On Monday, August 19, AI startup Anthropic faced a class-action lawsuit in a federal court in California, accused of copyright infringement. Founded by former OpenAI research executives and backed by major investors including Amazon, Anthropic stands accused of building a vast business by unlawfully appropriating hundreds of thousands of copyrighted books. Authors Andrea Bartz, Charles Graeber, and Kirk Wallace Johnson stated in the lawsuit that “a crucial aspect of Anthropic’s business model—the flagship Claude series of large language models—is large-scale theft of copyright-protected works.” Claude is among the chatbots that surged in popularity last year, alongside OpenAI's ChatGPT and Google's Gemini.
Prior to this lawsuit, Anthropic had introduced its most powerful AI model, Claude 3.5 Sonnet, in June. The lawsuit alleges that copyright law prohibits the actions taken by Anthropic, which involved downloading and copying hundreds of thousands of copyrighted books from pirated and illegal sites, then feeding these pirated versions into its models.
As AI-generated content becomes increasingly prevalent, many publishers and media organizations are actively seeking to protect their interests. Last October, Anthropic had already faced legal trouble when Universal Music sued the startup for “systematically and extensively infringing their lyrics copyright,” joined by other music publishers like Concord and ABKCO. In December, The New York Times also took legal action against Microsoft and OpenAI, claiming that its news content was included in ChatGPT's training data, infringing on intellectual property rights. Similar lawsuits were filed by The Chicago Tribune and seven other newspapers in April of this year. In June, the Center for Investigative Reporting, one of the oldest non-profit news organizations in the U.S., filed a copyright infringement lawsuit against OpenAI and Microsoft.
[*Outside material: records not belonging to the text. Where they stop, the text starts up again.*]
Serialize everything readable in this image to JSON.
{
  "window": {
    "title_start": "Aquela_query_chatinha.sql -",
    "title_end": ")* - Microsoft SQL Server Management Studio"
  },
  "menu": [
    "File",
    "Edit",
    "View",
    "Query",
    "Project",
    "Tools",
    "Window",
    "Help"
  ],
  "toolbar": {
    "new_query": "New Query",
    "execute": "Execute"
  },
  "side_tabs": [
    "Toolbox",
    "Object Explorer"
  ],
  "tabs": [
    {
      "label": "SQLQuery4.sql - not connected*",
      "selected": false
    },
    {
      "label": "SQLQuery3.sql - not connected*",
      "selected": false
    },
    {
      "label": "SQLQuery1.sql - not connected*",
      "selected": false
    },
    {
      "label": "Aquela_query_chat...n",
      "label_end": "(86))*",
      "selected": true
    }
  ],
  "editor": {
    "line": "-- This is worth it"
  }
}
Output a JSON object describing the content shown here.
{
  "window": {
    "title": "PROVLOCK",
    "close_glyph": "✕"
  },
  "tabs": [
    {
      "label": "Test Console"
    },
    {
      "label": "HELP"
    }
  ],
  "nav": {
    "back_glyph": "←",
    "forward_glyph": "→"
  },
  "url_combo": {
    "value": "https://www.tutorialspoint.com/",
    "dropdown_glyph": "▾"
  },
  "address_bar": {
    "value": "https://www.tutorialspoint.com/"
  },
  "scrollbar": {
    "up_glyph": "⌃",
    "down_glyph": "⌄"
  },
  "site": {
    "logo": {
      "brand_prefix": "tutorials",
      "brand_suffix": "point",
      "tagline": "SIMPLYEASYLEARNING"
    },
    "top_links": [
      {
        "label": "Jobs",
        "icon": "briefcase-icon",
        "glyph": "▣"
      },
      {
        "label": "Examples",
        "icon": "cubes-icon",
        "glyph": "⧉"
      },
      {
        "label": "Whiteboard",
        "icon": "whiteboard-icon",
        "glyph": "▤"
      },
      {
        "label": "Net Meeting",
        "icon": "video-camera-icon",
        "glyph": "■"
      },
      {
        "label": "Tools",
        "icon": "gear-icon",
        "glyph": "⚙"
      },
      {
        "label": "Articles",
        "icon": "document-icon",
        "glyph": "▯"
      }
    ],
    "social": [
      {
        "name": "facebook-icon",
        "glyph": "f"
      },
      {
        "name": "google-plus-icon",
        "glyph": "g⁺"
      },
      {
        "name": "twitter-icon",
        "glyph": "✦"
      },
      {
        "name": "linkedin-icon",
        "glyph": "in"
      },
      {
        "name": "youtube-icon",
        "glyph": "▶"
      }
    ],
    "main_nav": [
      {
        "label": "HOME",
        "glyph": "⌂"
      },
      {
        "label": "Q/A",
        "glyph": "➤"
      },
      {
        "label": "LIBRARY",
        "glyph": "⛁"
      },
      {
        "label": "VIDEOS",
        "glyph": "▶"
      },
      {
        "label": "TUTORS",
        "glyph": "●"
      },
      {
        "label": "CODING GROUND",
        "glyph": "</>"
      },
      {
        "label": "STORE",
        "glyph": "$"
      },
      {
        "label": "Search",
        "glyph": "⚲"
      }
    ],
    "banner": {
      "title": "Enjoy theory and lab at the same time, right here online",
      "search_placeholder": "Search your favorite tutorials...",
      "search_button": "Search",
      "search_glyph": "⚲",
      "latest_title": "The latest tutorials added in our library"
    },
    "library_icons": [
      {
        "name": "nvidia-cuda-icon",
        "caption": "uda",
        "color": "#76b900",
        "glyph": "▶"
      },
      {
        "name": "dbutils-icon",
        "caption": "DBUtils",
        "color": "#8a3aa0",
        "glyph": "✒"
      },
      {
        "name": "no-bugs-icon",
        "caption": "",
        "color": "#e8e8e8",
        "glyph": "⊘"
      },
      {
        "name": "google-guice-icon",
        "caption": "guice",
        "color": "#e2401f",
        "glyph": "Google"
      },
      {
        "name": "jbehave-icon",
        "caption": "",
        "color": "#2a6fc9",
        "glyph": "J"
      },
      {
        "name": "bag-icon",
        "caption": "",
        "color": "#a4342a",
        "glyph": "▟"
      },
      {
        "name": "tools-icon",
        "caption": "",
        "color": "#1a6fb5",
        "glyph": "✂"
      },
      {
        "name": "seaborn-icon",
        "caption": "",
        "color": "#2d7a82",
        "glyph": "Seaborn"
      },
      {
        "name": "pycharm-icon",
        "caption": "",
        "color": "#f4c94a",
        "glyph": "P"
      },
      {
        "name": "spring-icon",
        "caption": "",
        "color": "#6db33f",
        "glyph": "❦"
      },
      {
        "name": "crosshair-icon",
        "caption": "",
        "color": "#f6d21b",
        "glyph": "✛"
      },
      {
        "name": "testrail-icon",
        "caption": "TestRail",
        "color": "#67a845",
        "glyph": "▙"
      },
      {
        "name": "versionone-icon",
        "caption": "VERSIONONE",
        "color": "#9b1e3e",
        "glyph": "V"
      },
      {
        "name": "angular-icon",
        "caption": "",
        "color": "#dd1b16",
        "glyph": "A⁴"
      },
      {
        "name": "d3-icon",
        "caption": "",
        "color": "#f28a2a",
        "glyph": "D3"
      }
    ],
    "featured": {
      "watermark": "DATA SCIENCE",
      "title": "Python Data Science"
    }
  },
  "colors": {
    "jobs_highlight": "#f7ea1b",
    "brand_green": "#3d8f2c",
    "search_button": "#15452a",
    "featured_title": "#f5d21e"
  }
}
In the wake of these legal challenges, AI and media companies are beginning to seek a balance. Some news organizations have started collaborating with AI startups. In May, OpenAI announced a partnership with News Corp, allowing access to current and archived articles from The Wall Street Journal, MarketWatch, Barron’s, the New York Post, and more. Reddit also partnered with OpenAI that month, enabling the latter to train its AI models on Reddit content. In June, OpenAI and TIME magazine announced a multi-year content agreement allowing OpenAI access to over a century's worth of current and archived articles from TIME. This collaboration will enable OpenAI to showcase TIME content in its ChatGPT chatbot, answering user queries and potentially using it for future AI model training.
In July, Perplexity AI launched a revenue-sharing model for publishers, with media outlets like Fortune, TIME, Entrepreneur, Texas Tribune, and Der Spiegel among the initial participants. Most recently, on August 20, OpenAI announced a partnership with Condé Nast, enabling ChatGPT and SearchGPT to feature content from Vogue, The New Yorker, Condé Nast Traveler, and other publications.